Footballeurs, tennismen, rugbymen et basketteurs. Comme les chanteurs, acteurs et tant d’autres personnalités publiques drainant une communauté, notamment sur les réseaux sociaux, les grands sportifs réagissent régulièrement aux événements qui ébranlent ou émerveillent notre société. De leur côté, les cavaliers, français notamment, demeurent généralement en retrait de l’actualité générale. Leur discrétion sur les sujets extérieurs au milieu équestre est-elle le fruit d’une stratégie de communication? D’une volonté délibérée? D’un sentiment d’illégitimité? Décryptage avec trois spécialistes de la communication bien implantés dans le monde équestre et deux cavaliers internationaux.



Le 7 janvier 2015, les terribles attentats terroristes perpétrés au siège de Charlie Hebdo avaient ému la France, avant qu’elle ne se soulève pour porter avec dignité les valeurs de la liberté d’expression. Le lendemain et le surlendemain, une policière municipale en service avait été assassinée, puis quatre personnes avaient été tuées au cours d’une prise d’otage dans un supermarché casher. Durant trois jours, la France avait été sens dessus-dessous et les réactions, de soutien notamment, avaient déferlé des quatre coins du monde. À cinq cents kilomètres de là, alors que se disputait le premier CSI 5* de l’année 2015 à Bâle, en Suisse, de nombreuses interrogations étaient apparues sur les réseaux sociaux. Et pour cause, pas un des cinq grands cavaliers français engagés dans cet événement ne s’était exprimé à ce sujet ou n’avait arboré de brassard noir, et quasiment aucun autre pilote tricolore concourant ailleurs n’avait fait part de leur soutien sur Facebook, Twitter ou Instagram. Ce silence avait suscité quelques indignations, plus ou moins bien pesées. Certains cavaliers s’étaient finalement parés d’un brassard noir quelques semaines plus tard à l’occasion d’un autre concours international, puis à d’autres reprises lorsque la France a été pris pour cible par des terroristes. 

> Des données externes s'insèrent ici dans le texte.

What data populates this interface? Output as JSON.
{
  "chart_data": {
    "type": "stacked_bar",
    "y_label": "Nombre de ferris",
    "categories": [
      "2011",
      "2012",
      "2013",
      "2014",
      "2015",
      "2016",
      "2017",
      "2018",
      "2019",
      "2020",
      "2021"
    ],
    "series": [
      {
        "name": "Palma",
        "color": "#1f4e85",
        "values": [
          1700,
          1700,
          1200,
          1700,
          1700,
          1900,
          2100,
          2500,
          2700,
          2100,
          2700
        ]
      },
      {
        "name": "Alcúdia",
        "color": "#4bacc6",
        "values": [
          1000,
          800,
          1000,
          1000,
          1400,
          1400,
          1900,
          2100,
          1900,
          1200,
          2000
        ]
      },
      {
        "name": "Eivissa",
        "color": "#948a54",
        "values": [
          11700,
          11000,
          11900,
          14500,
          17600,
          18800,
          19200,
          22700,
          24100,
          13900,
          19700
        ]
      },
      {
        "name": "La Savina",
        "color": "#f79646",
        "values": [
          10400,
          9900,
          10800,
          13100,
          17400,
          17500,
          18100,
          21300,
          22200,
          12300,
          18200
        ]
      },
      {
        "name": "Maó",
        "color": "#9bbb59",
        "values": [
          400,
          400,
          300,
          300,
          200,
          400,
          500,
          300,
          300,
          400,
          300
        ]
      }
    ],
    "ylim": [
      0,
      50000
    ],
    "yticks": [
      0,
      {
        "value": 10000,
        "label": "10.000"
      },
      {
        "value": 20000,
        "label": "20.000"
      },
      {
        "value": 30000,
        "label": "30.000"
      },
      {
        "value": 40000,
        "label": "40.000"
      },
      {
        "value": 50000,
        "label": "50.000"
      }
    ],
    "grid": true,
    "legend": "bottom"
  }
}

Ces dernières années, et plus encore ces derniers mois, certains événements ont suscité de puissantes vagues de soutien ou d’indignation, comme la mort de George Floyd aux États-Unis, le terrible assassinat de Samuel Paty en France, ou encore le tragique génocide des Ouïghours en Chine. Si de nombreux sportifs de haut niveau ont partagé leur émotion, parfois sans filtre, là encore, très peu de cavaliers se sont exprimés. “Personnellement, jamais un cavalier ne m’a demandé de publier quelque chose à propos d’un tel événement ou d’un sujet de société”, ouvre une directrice d’agence de communication et conciergerie spécialisée dans le secteur de l’équitation. “Certains ont déjà affiché des positions, comme leur opposition à une décision de leur fédération, par exemple, mais jamais rien d’extérieur à la sphère équestre.”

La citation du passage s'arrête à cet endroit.